Given these facts, how could we possibly support amendments to the bill that would undermine this approach, which is based above all on co-operation? We also know that in order to change behaviour, we need incentives. We also know that there needs to be a great number of cases pending in the system. This is why we must re-establish obligations so that each government is responsible in its own jurisdiction, while allowing enough flexibility for the federal government to intervene anywhere, if it deems it necessary. This is the safety net. It is a delicate balance by which the proposed Species at Risk Act can provide protection for all species and for all essential habitat in Canada, while protecting the co-operation between different levels of government that is absolutely essential for the successful protection of species and their habitat on private land.
The government motions also clarify territorial responsibilities. Canada's three territories are responsible for all of their wildlife species, not simply species that are considered game, as set out in the current version of the bill.
The government believes that the protection provided by the provinces and territories must be effective in order to avoid resorting to federal prohibitions.
However, we insist that the policy must be developed in an open and inclusive manner, instead of through legislative measures. The work on this has already begun with the provinces and territories. The government motions ensure that this initiative based on co-operation is not compromised by the imposition of any unilateral program.
Some critics proposed that we adopt an approach similar to the United States' Endangered Species Act. This act takes an authoritative and controlling approach, which orders people to act at their own expense. It hardly leaves room for co-operation.
Here are a few examples of remarks made by American officials who were commenting on what they are now doing. Representatives from the U.S. Fish and Wildlife Service, for example, said that they had lost control of the species protection process because they were overloaded with the huge number of court orders. They reported that their 2001 budget for listing species was spent on enforcing compliance with settlement agreements and court orders.
The home secretary said “For a long time, we spent precious money on lawyers' fees and fighting in the courts instead of protecting species and fighting to bring them back from the brink of extinction”.
This fall, it was estimated that 240 court orders have not been implemented by the U.S. government because the resources were used in legal battles.

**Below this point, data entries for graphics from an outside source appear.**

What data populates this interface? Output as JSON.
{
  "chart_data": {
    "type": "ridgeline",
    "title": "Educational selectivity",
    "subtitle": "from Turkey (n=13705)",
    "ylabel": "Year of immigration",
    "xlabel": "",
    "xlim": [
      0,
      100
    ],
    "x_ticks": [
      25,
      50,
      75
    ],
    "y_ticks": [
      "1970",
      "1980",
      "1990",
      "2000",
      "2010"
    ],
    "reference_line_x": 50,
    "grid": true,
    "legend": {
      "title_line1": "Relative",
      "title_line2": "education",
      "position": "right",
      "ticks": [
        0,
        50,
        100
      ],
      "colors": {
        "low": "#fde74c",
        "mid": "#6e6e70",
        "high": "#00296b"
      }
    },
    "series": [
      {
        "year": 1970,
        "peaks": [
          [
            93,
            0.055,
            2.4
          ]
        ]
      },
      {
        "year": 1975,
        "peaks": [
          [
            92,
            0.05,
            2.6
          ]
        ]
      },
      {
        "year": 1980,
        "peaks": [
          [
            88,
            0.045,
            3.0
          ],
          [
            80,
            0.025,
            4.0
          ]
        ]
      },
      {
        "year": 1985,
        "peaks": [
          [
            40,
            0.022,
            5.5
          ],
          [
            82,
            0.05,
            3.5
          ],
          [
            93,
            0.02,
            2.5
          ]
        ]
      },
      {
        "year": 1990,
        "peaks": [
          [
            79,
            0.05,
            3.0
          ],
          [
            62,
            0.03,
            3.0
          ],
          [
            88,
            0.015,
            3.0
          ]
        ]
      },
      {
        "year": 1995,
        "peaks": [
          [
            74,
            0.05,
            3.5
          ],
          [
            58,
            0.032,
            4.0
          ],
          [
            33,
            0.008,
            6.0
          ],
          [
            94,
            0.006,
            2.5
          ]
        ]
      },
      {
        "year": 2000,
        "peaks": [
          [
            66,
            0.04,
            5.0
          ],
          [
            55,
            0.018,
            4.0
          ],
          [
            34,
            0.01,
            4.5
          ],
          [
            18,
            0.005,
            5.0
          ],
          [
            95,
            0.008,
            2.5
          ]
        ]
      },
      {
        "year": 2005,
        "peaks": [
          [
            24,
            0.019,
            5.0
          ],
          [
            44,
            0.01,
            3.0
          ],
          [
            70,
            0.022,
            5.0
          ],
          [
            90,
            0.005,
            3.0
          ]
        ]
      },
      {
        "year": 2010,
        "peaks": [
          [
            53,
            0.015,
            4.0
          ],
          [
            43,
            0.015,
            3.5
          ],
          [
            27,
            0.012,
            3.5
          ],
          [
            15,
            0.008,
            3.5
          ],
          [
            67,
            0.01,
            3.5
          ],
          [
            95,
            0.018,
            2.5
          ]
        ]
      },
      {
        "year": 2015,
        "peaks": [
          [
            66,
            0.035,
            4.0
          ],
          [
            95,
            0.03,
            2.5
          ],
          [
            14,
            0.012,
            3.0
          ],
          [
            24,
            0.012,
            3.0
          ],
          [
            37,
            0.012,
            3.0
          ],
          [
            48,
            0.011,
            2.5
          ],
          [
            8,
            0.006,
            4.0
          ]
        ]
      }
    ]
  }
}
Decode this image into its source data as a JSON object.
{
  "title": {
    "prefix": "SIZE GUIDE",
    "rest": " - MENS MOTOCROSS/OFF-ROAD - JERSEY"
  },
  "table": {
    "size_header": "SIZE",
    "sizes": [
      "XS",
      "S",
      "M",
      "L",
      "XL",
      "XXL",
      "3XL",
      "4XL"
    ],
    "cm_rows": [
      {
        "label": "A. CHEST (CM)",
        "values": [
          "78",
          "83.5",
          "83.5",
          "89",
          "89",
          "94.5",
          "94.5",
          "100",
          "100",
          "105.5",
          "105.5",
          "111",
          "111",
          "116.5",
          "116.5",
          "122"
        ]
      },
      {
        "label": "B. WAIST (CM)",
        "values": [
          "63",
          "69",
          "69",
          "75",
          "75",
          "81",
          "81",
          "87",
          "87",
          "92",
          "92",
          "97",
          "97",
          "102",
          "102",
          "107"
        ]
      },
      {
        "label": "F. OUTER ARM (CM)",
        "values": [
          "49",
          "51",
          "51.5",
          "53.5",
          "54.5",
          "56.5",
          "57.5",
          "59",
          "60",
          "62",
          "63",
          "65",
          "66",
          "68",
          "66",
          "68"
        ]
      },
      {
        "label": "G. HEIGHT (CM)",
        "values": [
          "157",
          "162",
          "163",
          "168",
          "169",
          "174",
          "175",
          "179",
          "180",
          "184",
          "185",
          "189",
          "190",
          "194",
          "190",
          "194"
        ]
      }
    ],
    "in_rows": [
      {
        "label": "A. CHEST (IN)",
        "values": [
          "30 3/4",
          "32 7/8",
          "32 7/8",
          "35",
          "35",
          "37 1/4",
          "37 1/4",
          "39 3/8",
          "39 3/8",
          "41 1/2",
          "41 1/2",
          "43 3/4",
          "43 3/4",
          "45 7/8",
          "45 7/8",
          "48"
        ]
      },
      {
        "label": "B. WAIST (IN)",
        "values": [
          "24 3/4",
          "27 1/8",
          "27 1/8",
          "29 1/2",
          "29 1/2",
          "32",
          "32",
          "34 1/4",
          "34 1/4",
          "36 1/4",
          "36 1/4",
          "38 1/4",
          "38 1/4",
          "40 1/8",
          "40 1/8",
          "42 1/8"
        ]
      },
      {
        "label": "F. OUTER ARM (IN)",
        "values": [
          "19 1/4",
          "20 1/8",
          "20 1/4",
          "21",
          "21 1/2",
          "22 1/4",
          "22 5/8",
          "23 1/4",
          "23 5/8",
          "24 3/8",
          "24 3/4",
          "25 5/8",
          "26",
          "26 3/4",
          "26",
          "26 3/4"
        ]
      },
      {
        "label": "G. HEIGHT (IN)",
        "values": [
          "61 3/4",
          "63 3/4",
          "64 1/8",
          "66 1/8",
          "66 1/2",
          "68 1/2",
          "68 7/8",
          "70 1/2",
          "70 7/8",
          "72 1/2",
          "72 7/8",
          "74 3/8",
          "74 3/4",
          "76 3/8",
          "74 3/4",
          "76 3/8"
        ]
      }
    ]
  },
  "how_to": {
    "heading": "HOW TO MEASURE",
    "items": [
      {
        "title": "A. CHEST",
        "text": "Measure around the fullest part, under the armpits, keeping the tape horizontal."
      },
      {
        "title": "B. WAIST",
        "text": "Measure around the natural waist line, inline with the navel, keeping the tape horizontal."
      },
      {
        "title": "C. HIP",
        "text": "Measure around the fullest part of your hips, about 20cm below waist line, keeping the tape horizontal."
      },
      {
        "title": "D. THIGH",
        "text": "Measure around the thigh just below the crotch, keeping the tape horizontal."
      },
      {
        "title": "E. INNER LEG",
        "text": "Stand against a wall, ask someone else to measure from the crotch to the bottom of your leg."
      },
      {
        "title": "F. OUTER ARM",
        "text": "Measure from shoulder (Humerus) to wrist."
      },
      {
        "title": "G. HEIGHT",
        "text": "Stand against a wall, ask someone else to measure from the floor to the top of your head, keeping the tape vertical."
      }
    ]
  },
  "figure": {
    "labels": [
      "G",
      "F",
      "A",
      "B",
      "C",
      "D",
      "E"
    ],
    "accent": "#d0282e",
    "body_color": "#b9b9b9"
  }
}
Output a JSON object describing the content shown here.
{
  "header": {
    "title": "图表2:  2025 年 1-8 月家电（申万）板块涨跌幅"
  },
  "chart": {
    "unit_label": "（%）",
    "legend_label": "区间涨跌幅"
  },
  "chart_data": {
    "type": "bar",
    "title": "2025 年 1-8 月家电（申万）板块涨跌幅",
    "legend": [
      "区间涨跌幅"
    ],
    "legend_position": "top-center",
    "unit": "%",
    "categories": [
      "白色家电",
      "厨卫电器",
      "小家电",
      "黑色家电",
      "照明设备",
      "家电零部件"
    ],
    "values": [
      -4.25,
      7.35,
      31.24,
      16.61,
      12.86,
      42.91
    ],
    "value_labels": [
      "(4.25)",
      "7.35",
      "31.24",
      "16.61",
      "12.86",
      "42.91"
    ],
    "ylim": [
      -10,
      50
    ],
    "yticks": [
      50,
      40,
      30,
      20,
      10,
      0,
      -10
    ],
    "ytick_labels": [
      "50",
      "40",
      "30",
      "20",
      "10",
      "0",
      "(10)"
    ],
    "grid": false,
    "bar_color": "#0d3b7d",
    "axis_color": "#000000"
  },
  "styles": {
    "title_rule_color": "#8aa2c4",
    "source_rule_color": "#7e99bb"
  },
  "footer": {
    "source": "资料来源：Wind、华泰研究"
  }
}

Because of this atmosphere of mistrust between landowners and the U.S. government, which is made worse by the hostile approach of the U.S. legislation, no information is available concerning the situation of over half of the endangered or threatened species living on private property in the United States.
When species at risk legislation is unduly focused on penalties and prohibitions, it is remarkably difficult to enforce. Is that really what we want here? Absolutely not.
The co-operative approach of the Accord for the Protection of Species at Risk is already working. Since it was approved, most provinces and territories have introduced or amended legislation in order to respect the terms of the accord.
The federal, provincial and territorial governments are now working on bilateral agreements and a policy to establish effective protection under the accord. By working together on our accords, we ensure that each government understands its responsibilities and what triggers the safety net.
Before this bill is passed, we must do our work under the accord. We should be a world leader. We should not be fighting with each other. This bill deserves our support.